Even more suspiciously, the BBC quoted a senior British counter-terror police chief as saying while the aim of the attacks on Starmer’s properties was “to intimidate and create fear for the Prime Minister and to attack the UK,” law enforcement had “not been able to prove the identity of [EL Money] or who he was working for.” They categorically declared, “we’ve got no evidence to suggest this was a state-backed threat.” But Britain’s state broadcaster is seemingly better informed than the police.

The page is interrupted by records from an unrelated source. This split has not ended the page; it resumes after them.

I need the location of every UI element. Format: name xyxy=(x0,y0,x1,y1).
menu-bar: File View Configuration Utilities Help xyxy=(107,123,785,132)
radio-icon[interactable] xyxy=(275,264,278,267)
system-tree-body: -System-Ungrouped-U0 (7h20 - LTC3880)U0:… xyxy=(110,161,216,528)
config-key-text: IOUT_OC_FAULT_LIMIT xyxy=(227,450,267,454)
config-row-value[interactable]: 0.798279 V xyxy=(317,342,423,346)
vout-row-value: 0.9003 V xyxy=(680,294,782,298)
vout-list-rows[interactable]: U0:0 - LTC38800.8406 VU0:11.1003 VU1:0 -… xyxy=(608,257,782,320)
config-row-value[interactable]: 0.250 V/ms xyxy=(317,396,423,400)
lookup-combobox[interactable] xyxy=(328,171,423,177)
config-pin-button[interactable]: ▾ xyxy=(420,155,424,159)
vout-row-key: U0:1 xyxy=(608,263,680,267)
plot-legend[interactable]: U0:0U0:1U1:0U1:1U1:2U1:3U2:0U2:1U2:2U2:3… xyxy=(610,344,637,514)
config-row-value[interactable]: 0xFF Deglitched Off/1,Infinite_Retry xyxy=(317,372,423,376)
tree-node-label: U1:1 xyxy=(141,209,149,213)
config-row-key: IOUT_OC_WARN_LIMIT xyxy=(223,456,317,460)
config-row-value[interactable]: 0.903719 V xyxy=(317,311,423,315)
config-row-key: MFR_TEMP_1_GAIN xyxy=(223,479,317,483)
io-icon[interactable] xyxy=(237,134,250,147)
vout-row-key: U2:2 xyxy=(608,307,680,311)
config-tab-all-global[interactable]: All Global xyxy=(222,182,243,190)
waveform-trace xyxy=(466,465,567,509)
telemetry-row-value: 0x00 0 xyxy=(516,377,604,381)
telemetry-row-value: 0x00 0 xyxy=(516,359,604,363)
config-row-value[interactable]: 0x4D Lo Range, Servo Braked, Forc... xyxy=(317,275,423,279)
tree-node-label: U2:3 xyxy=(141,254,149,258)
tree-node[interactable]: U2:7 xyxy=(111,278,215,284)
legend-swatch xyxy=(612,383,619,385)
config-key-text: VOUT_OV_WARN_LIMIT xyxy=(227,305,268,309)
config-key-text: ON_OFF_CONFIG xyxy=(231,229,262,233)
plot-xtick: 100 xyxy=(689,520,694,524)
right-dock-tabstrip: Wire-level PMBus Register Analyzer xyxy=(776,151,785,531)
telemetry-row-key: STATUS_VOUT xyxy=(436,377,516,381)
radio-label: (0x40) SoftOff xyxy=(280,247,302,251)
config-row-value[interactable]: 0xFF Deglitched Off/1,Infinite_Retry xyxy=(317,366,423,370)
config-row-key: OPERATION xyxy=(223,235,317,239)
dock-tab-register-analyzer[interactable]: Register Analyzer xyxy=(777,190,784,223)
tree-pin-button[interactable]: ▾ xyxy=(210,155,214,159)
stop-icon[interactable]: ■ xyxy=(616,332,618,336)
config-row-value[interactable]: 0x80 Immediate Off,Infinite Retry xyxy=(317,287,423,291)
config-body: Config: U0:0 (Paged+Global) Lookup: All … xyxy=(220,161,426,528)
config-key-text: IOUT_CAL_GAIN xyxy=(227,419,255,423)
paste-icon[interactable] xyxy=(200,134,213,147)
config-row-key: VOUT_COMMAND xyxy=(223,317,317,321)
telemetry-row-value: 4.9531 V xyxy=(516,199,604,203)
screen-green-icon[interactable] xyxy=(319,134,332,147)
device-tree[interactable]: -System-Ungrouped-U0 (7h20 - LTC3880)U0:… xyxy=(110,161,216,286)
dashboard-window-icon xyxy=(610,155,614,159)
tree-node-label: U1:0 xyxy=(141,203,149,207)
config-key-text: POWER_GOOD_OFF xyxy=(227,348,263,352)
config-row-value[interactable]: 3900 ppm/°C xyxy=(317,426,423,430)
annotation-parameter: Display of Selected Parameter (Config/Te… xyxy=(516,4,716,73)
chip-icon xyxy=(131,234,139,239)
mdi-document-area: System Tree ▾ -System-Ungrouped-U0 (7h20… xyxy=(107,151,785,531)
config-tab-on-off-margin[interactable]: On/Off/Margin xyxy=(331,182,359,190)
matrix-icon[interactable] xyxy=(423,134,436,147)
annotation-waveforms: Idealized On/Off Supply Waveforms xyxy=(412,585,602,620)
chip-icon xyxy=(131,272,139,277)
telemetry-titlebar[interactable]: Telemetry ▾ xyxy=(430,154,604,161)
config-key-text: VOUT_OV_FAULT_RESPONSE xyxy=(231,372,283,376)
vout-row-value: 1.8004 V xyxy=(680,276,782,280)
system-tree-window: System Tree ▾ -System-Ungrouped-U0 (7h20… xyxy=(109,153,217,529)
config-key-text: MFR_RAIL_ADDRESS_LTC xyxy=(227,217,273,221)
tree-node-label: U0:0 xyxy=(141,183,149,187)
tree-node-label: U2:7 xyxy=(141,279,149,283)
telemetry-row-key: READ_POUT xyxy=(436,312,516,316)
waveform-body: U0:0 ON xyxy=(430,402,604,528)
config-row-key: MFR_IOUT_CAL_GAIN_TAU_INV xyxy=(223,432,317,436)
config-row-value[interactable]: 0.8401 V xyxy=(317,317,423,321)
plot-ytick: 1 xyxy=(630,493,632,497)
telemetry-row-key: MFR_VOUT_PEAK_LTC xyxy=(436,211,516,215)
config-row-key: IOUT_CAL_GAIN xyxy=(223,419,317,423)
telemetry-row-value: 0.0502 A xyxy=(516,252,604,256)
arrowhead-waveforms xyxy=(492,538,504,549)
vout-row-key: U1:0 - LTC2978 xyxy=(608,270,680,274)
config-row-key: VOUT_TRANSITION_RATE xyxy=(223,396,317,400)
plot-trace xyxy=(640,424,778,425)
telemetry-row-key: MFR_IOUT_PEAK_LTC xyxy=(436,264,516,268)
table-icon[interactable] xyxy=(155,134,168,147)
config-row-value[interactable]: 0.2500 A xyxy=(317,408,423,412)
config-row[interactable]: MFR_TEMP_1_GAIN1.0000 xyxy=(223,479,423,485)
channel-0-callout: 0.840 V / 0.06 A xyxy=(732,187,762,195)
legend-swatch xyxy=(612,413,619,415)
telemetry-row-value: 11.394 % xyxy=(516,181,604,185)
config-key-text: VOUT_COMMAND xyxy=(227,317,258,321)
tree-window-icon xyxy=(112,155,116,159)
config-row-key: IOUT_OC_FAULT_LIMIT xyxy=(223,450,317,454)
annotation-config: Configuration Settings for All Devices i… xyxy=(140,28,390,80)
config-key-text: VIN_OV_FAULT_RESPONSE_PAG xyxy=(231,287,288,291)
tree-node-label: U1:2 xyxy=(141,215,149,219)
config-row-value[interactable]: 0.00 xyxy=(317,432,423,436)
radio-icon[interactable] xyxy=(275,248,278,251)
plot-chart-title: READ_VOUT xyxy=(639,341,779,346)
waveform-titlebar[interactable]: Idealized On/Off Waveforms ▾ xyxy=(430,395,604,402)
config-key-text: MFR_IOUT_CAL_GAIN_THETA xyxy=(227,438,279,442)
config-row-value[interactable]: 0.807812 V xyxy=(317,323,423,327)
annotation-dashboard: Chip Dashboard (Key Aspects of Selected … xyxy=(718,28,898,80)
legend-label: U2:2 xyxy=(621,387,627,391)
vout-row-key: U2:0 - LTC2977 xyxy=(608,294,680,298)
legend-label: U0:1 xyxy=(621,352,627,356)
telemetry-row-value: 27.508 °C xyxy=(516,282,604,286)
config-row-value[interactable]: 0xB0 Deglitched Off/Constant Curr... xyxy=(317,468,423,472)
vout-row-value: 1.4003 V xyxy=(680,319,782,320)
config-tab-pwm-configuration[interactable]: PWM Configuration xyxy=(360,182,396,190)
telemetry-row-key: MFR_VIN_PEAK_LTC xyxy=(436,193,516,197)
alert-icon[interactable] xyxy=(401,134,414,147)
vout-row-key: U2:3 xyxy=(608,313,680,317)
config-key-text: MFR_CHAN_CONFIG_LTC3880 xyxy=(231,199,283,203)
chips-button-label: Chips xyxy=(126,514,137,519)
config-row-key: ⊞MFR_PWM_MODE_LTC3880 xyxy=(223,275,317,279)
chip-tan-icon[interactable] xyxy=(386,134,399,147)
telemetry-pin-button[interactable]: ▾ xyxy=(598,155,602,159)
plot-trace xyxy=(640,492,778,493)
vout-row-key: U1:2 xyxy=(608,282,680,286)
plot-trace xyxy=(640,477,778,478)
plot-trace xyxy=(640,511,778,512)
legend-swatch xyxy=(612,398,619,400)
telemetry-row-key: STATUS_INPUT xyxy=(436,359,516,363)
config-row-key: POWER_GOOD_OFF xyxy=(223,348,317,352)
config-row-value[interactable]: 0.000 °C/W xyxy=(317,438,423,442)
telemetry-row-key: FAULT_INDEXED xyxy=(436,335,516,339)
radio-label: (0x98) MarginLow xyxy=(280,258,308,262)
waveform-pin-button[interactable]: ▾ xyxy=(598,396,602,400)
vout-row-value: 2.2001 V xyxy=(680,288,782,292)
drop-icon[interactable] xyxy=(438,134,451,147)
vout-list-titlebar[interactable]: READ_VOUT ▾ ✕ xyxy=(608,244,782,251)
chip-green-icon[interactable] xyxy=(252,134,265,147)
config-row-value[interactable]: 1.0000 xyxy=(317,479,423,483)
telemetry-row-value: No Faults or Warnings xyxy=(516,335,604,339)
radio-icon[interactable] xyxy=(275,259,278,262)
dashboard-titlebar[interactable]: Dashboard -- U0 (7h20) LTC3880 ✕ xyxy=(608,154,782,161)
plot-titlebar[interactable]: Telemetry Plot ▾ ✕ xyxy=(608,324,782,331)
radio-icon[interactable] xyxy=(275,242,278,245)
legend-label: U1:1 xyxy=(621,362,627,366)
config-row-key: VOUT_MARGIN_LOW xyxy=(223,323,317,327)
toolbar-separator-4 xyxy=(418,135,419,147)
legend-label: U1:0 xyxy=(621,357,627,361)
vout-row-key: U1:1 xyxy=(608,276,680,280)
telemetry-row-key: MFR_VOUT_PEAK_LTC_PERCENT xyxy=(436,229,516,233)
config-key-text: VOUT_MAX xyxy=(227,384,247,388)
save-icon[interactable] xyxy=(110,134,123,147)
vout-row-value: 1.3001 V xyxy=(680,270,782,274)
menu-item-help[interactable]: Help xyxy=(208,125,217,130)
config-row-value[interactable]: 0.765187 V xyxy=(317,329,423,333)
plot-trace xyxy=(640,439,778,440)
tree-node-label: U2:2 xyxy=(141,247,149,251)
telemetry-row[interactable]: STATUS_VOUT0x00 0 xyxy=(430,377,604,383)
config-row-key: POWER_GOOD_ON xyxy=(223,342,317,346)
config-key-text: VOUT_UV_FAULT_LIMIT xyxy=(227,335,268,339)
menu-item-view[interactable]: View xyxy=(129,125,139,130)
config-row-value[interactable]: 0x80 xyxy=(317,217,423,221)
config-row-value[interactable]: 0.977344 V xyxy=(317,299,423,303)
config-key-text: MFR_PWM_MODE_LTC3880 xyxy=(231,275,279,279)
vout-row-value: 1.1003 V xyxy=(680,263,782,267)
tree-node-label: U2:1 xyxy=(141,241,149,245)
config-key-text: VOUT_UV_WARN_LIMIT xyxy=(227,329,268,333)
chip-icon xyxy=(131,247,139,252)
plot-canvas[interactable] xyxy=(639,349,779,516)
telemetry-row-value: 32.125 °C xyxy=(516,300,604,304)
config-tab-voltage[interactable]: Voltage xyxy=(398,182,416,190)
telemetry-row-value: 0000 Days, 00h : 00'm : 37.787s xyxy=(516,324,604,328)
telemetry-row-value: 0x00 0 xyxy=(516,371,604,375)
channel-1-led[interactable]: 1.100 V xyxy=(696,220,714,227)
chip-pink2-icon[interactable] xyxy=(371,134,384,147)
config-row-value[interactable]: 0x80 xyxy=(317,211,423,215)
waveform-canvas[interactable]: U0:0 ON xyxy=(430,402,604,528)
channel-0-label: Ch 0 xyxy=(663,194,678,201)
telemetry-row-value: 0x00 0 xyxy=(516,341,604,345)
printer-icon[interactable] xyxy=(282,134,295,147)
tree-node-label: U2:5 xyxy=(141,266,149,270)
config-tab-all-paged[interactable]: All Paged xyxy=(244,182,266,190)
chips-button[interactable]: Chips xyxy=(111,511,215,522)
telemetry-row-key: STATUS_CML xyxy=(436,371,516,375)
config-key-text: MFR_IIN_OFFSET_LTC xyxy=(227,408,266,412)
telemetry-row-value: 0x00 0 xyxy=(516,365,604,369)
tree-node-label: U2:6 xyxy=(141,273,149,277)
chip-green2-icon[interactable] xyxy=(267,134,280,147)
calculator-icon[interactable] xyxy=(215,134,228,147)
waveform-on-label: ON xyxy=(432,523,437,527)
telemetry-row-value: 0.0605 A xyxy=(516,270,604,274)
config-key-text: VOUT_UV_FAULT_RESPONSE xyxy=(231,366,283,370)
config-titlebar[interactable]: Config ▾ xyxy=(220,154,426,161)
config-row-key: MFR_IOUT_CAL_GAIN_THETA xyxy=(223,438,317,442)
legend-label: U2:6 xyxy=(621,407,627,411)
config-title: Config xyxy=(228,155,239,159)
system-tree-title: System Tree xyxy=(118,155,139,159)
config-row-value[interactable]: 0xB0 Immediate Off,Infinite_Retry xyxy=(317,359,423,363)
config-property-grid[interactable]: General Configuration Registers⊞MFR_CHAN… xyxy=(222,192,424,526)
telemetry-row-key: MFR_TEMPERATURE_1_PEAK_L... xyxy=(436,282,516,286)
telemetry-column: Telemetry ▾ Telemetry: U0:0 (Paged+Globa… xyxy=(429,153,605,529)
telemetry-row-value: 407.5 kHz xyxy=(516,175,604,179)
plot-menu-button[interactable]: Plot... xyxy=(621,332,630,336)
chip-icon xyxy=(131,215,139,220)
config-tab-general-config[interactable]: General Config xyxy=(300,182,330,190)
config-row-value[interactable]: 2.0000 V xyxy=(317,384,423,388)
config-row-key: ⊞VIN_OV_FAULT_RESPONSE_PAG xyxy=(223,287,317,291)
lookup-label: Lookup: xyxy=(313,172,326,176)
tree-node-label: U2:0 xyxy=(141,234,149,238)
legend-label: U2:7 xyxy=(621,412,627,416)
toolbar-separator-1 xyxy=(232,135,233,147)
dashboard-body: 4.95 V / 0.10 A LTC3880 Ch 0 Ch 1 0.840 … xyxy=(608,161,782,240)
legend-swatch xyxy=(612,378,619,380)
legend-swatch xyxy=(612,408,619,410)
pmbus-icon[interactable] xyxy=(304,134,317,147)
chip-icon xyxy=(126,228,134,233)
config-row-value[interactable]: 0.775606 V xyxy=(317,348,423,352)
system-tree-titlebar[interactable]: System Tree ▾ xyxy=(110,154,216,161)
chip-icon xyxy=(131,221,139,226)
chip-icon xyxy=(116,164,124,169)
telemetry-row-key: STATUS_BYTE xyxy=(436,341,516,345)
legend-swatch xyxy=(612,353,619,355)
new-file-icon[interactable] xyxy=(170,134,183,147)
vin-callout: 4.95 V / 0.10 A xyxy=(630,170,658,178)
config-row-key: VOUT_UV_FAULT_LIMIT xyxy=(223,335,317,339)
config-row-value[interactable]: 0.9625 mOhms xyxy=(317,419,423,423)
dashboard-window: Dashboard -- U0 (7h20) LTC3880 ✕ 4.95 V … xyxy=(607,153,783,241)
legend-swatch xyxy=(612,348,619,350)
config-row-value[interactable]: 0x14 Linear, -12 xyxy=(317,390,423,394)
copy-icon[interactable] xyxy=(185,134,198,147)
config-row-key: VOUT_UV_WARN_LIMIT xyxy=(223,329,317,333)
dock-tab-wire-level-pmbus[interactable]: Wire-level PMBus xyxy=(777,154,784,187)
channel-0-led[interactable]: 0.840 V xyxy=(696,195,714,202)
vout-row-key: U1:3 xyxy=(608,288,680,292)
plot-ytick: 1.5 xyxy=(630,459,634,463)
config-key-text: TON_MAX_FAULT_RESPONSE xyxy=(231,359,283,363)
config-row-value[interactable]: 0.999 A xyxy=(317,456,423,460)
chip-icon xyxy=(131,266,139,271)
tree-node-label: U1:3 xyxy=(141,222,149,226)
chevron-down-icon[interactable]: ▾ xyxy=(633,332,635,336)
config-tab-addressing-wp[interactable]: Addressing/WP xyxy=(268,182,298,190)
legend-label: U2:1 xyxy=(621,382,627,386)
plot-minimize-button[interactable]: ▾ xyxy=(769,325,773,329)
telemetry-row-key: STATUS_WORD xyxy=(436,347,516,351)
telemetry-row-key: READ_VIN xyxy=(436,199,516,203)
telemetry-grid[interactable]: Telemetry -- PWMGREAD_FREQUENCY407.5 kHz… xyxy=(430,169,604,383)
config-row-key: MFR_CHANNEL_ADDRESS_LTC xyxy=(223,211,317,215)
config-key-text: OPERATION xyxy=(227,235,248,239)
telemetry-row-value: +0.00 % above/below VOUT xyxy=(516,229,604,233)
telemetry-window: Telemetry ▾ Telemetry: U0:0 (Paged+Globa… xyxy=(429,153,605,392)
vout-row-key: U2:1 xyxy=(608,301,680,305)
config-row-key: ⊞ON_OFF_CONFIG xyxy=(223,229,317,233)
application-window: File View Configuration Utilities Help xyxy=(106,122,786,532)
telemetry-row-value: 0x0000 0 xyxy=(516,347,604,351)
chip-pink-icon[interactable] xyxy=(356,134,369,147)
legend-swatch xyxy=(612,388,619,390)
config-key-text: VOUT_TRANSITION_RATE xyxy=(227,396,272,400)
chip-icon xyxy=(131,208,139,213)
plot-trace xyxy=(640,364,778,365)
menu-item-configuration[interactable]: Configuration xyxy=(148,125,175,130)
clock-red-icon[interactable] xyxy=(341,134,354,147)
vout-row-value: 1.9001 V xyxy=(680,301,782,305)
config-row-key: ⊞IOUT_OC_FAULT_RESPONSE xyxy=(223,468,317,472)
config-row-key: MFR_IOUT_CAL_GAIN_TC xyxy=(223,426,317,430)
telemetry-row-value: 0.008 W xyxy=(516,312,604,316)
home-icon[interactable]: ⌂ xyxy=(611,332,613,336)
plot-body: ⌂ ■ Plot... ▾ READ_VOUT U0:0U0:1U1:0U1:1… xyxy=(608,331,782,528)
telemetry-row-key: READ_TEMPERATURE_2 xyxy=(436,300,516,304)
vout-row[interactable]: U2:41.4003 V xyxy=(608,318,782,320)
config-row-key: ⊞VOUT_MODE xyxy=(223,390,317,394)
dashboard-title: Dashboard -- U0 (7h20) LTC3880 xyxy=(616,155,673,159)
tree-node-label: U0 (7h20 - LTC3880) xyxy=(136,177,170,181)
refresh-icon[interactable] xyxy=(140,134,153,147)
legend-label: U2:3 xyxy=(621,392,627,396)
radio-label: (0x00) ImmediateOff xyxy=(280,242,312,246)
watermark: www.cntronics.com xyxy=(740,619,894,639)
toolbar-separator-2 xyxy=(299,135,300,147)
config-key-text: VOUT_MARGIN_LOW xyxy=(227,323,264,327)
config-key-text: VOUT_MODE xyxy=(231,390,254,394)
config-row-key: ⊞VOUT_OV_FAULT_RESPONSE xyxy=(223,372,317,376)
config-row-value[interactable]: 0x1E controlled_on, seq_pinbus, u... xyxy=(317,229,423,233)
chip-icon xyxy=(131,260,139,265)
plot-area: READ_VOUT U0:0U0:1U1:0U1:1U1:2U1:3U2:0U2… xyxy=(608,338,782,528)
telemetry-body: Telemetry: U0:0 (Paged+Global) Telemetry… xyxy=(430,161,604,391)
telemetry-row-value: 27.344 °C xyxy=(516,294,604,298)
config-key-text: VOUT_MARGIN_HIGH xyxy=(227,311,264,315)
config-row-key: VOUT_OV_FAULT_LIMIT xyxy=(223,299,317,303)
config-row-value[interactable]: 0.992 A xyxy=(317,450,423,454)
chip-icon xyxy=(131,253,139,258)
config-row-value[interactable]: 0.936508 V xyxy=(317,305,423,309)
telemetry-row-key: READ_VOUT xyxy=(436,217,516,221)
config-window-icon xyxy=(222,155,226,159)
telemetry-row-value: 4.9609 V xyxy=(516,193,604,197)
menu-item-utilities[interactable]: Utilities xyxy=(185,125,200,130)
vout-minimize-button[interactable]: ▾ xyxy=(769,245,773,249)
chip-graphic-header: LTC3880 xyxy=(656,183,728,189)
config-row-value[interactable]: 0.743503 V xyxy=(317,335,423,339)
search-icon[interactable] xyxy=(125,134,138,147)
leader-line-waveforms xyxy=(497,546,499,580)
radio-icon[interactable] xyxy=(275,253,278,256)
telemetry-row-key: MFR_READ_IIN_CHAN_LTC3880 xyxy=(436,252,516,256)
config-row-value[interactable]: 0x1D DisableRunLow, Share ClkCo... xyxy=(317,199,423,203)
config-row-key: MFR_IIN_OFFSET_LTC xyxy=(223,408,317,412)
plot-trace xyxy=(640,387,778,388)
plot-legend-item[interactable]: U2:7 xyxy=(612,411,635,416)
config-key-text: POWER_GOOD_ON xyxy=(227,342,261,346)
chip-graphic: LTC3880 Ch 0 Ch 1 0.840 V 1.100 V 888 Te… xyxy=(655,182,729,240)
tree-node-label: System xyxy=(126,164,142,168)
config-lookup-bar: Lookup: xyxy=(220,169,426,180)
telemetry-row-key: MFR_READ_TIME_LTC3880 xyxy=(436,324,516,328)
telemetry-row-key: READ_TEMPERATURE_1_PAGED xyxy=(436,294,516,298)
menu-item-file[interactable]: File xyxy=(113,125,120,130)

“Sources have told us that authorities in the UK and in Ukraine have privately concluded Russia was behind the arson attacks,” the BBC boasted. One might reasonably ask why Kiev has apparently taken it upon herself to solve a British criminal case, although Ukraine’s SBU is certainly an authority on recruiting chaos agents via Telegram, and other messaging apps. The heavily CIA and MI6-infiltrated agency has, over many years, exploited this technique to blackmail and bribe Russians into perpetrating serious crimes at home.
These scandalous activities have been universally ignored by the Western media. By contrast, numerous major news outlets have boldly seized on the BBC blaming Russia for the arson attacks. The Financial Times published a slick investigation the same day, replete with photos, videos, and graphics, documenting EL Money’s contacts with and payments to Lavrynovych. Shady investigative website The Insider went so far as to release extensive biographical information and photos of the 23-year-old Russian named by the BBC as EL Money.
Other outlets have produced quotes from Lavrynovych’s trial testimony, in which he states EL Money “wanted to see [the arson] on the news.” Of course, the attacks barely registered in the media contemporaneously, and what was said at the trial by defendants, their lawyers, prosecutors and the judge went unreported until now. In all the post-trial rush to convict Russia, not a single source has mentioned how British police themselves admit they possess “no evidence” indicating the arson attacks were sponsored by any state. Make of that what you will.